Et pour l’instant les propositions alternatives à celles qu’a déjà refusées Édouard Philippe ne sont pas sur la table. “Parlons de la question du fonds de réserve des retraites”, propose Laurent Berger dans l’hebdomadaire alors que le gouvernement a déjà fermé la porte. “De la prise en compte de la pénibilité”, c’est justement ce qu’il faut financer, “De l’emploi des seniors”. Oui, reste à savoir comment les remettre dans l’emploi, et si la solution va pouvoir se trouver en deux mois.

“Le gouvernement a gagné en nous divisant”
“Ce que dit Édouard Philippe c’est qu’à défaut de solution, il reprendra la main avec le Parlement. Pas que l’âge pivot reviendra”, veut croire le leader de la CFDT, toujours dans le JDD. Une lecture bien optimiste de la lettre d’Édouard Philippe.

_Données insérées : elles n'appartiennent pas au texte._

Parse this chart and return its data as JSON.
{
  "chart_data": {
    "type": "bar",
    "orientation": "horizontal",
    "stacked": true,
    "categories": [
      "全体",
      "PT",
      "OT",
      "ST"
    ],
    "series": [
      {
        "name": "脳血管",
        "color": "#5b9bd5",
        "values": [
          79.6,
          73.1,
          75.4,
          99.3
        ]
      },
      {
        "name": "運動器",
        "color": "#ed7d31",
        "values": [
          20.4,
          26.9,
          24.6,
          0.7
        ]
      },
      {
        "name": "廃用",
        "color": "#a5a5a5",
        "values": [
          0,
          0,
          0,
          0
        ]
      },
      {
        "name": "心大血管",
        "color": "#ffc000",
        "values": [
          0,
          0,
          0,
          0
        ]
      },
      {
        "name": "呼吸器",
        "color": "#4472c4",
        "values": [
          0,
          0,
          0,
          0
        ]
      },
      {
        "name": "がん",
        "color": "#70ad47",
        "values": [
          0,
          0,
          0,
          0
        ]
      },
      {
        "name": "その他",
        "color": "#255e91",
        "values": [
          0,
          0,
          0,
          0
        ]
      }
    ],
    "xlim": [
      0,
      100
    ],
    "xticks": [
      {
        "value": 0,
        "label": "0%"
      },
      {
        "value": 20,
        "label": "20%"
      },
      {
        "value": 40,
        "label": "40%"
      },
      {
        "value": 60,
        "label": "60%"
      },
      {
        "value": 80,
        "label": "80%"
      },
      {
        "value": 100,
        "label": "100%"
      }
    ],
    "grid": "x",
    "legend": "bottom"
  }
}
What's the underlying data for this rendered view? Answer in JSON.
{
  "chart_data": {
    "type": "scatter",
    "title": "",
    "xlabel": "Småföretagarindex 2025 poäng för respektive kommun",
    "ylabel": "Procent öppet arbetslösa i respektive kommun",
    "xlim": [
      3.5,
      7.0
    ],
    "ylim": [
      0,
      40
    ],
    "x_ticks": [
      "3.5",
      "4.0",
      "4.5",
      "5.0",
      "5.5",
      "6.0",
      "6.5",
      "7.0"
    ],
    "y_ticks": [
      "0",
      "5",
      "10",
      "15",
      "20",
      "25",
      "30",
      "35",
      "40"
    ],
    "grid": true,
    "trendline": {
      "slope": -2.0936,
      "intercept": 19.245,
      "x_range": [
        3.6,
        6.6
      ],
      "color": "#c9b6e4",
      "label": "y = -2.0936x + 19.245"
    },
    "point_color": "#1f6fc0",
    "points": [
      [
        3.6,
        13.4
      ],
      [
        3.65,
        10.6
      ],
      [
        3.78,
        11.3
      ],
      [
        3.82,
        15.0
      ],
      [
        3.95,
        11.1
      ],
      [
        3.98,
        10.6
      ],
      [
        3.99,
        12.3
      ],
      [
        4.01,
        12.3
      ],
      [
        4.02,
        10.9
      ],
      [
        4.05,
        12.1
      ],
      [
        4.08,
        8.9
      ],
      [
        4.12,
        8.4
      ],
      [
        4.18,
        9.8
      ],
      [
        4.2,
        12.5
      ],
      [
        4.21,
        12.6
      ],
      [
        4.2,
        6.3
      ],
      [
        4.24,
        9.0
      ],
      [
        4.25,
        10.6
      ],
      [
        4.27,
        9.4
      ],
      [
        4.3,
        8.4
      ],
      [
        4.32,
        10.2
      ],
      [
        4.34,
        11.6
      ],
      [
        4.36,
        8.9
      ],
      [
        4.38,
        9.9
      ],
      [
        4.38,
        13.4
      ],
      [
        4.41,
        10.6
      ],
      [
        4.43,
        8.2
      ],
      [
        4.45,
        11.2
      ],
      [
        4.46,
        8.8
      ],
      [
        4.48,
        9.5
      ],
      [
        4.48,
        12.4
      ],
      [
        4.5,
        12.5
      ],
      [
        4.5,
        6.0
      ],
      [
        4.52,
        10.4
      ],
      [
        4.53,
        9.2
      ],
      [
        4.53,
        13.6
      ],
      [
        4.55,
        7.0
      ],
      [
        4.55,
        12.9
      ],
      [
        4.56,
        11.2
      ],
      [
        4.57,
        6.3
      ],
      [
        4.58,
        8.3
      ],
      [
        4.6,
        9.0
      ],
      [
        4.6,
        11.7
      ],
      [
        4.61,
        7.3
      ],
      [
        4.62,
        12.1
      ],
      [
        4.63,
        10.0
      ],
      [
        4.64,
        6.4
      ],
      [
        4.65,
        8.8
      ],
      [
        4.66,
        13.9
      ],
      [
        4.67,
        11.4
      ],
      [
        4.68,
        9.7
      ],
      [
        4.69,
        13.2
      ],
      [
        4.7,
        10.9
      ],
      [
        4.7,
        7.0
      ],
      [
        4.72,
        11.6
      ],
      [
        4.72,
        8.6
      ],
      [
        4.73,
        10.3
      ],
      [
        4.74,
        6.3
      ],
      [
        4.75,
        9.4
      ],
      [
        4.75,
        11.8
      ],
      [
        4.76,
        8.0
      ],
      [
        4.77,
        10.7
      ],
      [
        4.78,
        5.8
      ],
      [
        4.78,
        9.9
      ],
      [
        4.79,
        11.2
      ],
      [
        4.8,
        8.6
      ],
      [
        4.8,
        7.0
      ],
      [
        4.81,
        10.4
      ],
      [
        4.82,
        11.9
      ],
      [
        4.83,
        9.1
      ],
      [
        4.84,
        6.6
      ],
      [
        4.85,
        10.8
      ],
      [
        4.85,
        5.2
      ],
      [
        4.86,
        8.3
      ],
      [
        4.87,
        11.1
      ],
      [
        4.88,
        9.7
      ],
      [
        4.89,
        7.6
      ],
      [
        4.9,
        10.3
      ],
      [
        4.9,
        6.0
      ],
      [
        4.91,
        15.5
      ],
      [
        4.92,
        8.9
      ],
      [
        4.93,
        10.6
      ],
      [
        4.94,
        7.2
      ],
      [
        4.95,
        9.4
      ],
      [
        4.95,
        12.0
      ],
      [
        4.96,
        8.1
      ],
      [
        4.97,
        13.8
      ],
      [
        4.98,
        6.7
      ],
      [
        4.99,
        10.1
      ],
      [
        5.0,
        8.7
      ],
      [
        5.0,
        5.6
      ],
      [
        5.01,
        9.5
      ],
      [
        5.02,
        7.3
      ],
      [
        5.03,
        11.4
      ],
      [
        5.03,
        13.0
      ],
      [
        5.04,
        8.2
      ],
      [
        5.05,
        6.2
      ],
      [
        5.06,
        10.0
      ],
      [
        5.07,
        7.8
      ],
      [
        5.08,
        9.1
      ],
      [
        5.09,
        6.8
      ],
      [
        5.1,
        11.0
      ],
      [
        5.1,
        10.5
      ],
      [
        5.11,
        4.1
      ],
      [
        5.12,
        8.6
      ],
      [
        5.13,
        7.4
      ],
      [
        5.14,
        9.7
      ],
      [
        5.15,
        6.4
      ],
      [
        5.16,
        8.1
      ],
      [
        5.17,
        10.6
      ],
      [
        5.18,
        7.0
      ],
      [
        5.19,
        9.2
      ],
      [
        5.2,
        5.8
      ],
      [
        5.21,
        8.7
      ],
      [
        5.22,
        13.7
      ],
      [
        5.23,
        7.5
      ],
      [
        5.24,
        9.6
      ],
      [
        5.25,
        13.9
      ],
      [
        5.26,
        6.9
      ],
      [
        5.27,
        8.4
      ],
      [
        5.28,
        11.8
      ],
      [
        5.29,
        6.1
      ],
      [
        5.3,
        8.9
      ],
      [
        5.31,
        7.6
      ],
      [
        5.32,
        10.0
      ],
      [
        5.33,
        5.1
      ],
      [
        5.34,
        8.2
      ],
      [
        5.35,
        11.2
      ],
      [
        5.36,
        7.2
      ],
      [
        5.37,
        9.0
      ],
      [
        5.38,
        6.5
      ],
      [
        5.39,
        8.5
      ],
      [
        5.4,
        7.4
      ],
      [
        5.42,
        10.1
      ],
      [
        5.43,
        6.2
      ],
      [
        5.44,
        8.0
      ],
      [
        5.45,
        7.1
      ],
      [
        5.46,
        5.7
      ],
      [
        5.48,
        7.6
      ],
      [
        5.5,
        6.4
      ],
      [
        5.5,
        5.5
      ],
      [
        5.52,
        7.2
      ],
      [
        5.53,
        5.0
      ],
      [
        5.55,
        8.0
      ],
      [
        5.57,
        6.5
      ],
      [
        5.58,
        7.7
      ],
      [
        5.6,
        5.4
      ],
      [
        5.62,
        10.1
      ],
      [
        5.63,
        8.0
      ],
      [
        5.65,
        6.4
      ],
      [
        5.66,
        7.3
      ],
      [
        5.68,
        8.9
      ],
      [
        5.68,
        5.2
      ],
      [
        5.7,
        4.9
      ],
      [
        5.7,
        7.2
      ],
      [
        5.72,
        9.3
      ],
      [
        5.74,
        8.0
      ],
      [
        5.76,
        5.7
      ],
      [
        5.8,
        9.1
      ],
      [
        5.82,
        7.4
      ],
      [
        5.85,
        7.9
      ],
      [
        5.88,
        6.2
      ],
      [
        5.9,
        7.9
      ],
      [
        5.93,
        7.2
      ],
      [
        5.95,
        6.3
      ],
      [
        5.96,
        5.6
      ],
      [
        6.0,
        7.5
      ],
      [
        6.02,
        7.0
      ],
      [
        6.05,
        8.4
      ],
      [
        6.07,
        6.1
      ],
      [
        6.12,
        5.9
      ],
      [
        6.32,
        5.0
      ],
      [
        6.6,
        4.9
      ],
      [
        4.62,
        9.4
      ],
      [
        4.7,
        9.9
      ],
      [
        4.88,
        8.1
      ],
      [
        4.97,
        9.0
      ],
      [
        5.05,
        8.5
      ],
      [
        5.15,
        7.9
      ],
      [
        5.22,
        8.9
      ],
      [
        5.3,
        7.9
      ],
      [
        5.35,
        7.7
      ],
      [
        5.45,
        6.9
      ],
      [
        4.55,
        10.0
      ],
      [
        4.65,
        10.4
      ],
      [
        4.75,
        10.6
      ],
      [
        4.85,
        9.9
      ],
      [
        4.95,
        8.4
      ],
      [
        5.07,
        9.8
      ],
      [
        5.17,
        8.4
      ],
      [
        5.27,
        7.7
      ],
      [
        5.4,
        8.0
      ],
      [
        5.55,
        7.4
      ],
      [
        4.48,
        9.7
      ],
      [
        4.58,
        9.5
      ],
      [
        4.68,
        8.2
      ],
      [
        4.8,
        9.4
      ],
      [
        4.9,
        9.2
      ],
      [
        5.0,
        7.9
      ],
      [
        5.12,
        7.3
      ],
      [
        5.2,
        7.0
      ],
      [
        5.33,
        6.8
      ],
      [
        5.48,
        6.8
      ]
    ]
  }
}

Le chef du gouvernement écrit en effet noir sur blanc “Je prendrai mes responsabilités” et prend le soin d’éviter à l’avance une confrontation parlementaire en annonçant une réforme par ordonnance, au point 7 de son texte. “Dans l’hypothèse où un accord ne pourrait intervenir, le gouvernement, éclairé par les travaux de la conférence prendra par ordonnances les mesures nécessaires pour atteindre l’équilibre d’ici à 2027 et financer les nouvelles mesures de progrès social”, peut-on lire.

“En cas d’échec, l’âge pivot reviendra par voie d’ordonnance”, prédit Pierre Roger, de l’intersyndicale, qui en conclut : “Le gouvernement a gagné en nous divisant”.